Ok in this case my memory fooled me.

>> VRAM peer to peer access doesn't work with most PCIe chipsets.
>>
>> At bare minimum we need to put this behind a config option or add a
>> white list for the chipset or only enable it if
>> "pci=pcie_bus_peer2peer" is set or something like this.
> Well we're using it without any special pci= flags.
> pci=pcie_bus_peer2peer can reduce performance, so we should not require
> it if it's not needed on all systems.
>
> There are other issues that can prevent P2P access between some pairs of
> devices. For example on Intel dual-socket boards the QPI link between
> the sockets doesn't work for P2P traffic. So P2P only works between
> devices connected to the same socket.
>
> I think it's impractical to check all those chipset-specific limitations
> at this level.

Seriously? Sorry, but that approach is a clear no-go.

Long story short all those cases must cleanly be handled before this 
patch series can land upstream (or even be in any hybrid release).

> Importing and mapping a foreign BO should be no problem
> either way.

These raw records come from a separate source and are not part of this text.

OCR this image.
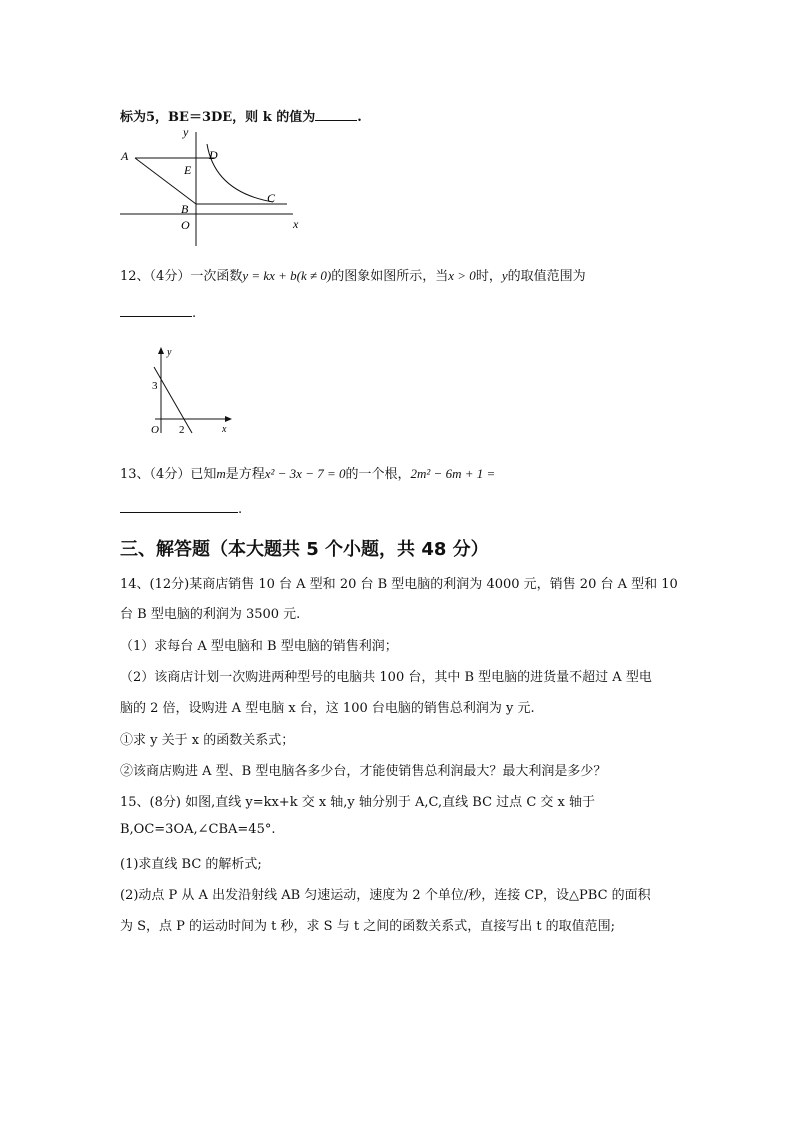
标为5，BE＝3DE，则 k 的值为	.
y
A	D
E
C
B
O	x
12、（4分）一次函数y = kx + b(k ≠ 0)的图象如图所示，当x > 0时，y的取值范围为
.
y
3
O 2	x
13、（4分）已知m是方程x² − 3x − 7 = 0的一个根，2m² − 6m + 1 =
.
三、解答题（本大题共 5 个小题，共 48 分）
14、(12分)某商店销售 10 台 A 型和 20 台 B 型电脑的利润为 4000 元，销售 20 台 A 型和 10
台 B 型电脑的利润为 3500 元.
（1）求每台 A 型电脑和 B 型电脑的销售利润；
（2）该商店计划一次购进两种型号的电脑共 100 台，其中 B 型电脑的进货量不超过 A 型电
脑的 2 倍，设购进 A 型电脑 x 台，这 100 台电脑的销售总利润为 y 元.
①求 y 关于 x 的函数关系式；
②该商店购进 A 型、B 型电脑各多少台，才能使销售总利润最大？最大利润是多少？
15、(8分) 如图,直线 y=kx+k 交 x 轴,y 轴分别于 A,C,直线 BC 过点 C 交 x 轴于
B,OC=3OA,∠CBA=45°.
(1)求直线 BC 的解析式;
(2)动点 P 从 A 出发沿射线 AB 匀速运动，速度为 2 个单位/秒，连接 CP，设△PBC 的面积
为 S，点 P 的运动时间为 t 秒，求 S 与 t 之间的函数关系式，直接写出 t 的取值范围;
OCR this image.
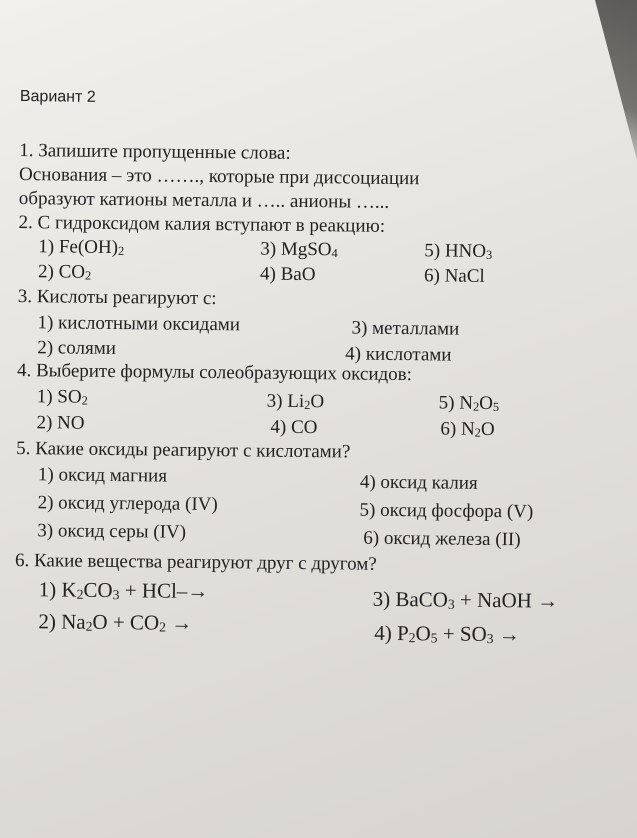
Вариант 2
1. Запишите пропущенные слова:

Основания – это ……., которые при диссоциации

образуют катионы металла и ….. анионы …...

2. С гидроксидом калия вступают в реакцию:
1) $Fe(OH)_2$	3) MgSO$_4$	5) $HNO_3$
2) $CO_2$	4) BaO	6) NaCl
3. Кислоты реагируют с:
1) кислотными оксидами	3) металлами
2) солями	4) кислотами
4. Выберите формулы солеобразующих оксидов:
1) $SO_2$	3) $Li_2O$	5) $N_2O_5$
2) NO	4) CO	6) $N_2O$
5. Какие оксиды реагируют с кислотами?
1) оксид магния	4) оксид калия
2) оксид углерода (IV)	5) оксид фосфора (V)
3) оксид серы (IV)	6) оксид железа (II)
6. Какие вещества реагируют друг с другом?
1) $K_2CO_3 + HCl-\to$	3) BaCO$_3$ + NaOH →
2) $Na_2O + CO_2$ →	4) $P_2O_5 + SO_3$ →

If remote access is limited, that's something the
> application can figure out on its own. In case of KFD, this is done
> based on IO-link topology information.

I'm pretty sure that the patch as is would break A+A laptops, so pushing 
it to any branch outside some KFD testing environment is a clear NAK 
from my side.

I would also strongly discourage to use it in a production system until 
those issues are sorted out. This patch series was a technical prove of 
concept, not something we can upstream as is.

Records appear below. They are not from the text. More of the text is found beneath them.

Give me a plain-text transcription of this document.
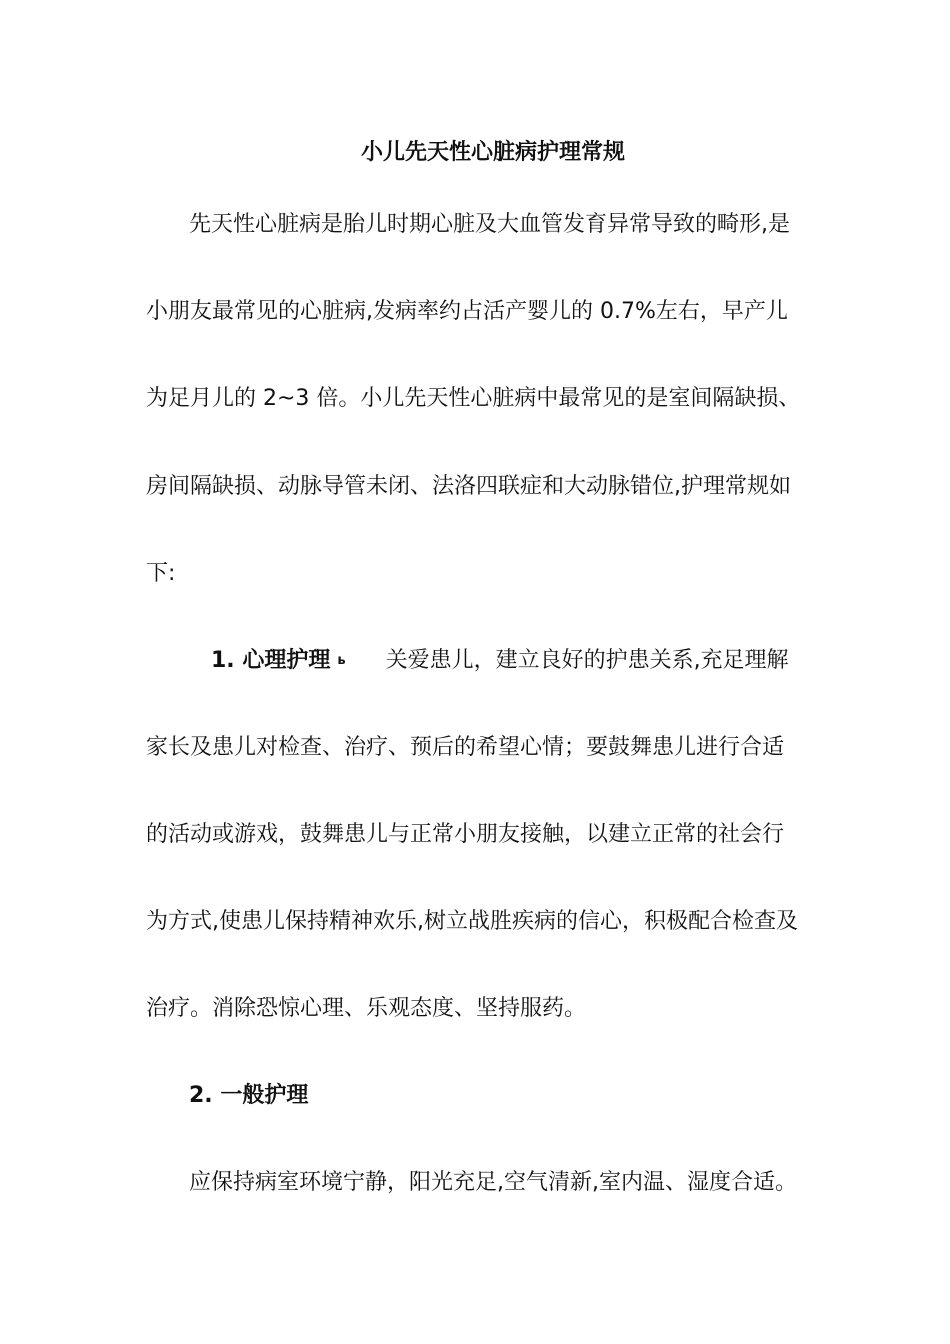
小儿先天性心脏病护理常规
先天性心脏病是胎儿时期心脏及大血管发育异常导致的畸形,是
小朋友最常见的心脏病,发病率约占活产婴儿的 0.7%左右，早产儿
为足月儿的 2~3 倍。小儿先天性心脏病中最常见的是室间隔缺损、
房间隔缺损、动脉导管未闭、法洛四联症和大动脉错位,护理常规如
下:
1. 心理护理 ь 关爱患儿，建立良好的护患关系,充足理解
家长及患儿对检查、治疗、预后的希望心情；要鼓舞患儿进行合适
的活动或游戏，鼓舞患儿与正常小朋友接触，以建立正常的社会行
为方式,使患儿保持精神欢乐,树立战胜疾病的信心，积极配合检查及
治疗。消除恐惊心理、乐观态度、坚持服药。
2. 一般护理
应保持病室环境宁静，阳光充足,空气清新,室内温、湿度合适。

What needs to be done is working on a white list for chipsets and/or 
interconnections between PCIe bus systems.

Regards,
Christian.

>
> Regards,
>    Felix
>
>
>> BTW: If you modify a patch as severely as that please add your
>> Signed-of-by line as well.
>>
>> Regards,
>> Christian.
>>
>>> +
>>> +    ww_mutex_unlock(&bo->tbo.resv->lock);
>>> +
>>> +    return &gobj->base;
>>> +}
>>> +
>>> +struct drm_gem_object *amdgpu_gem_prime_import(struct drm_device *dev,
>>> +                           struct dma_buf *dma_buf)
>>> +{
>>> +    struct amdgpu_device *adev = dev->dev_private;
>>> +
>>> +    if (dma_buf->ops == &drm_gem_prime_dmabuf_ops) {
>>> +        struct drm_gem_object *obj = dma_buf->priv;
>>> +
>>> +        if (obj->dev != dev && obj->dev->driver == dev->driver) {
>>> +            /* It's a amdgpu_bo from a different driver instance */
>>> +            struct amdgpu_bo *bo = gem_to_amdgpu_bo(obj);
>>> +
>>> +            return amdgpu_gem_prime_foreign_bo(adev, bo);
>>> +        }
>>> +    }
>>> +
>>> +    return drm_gem_prime_import(dev, dma_buf);
>>> +}
>>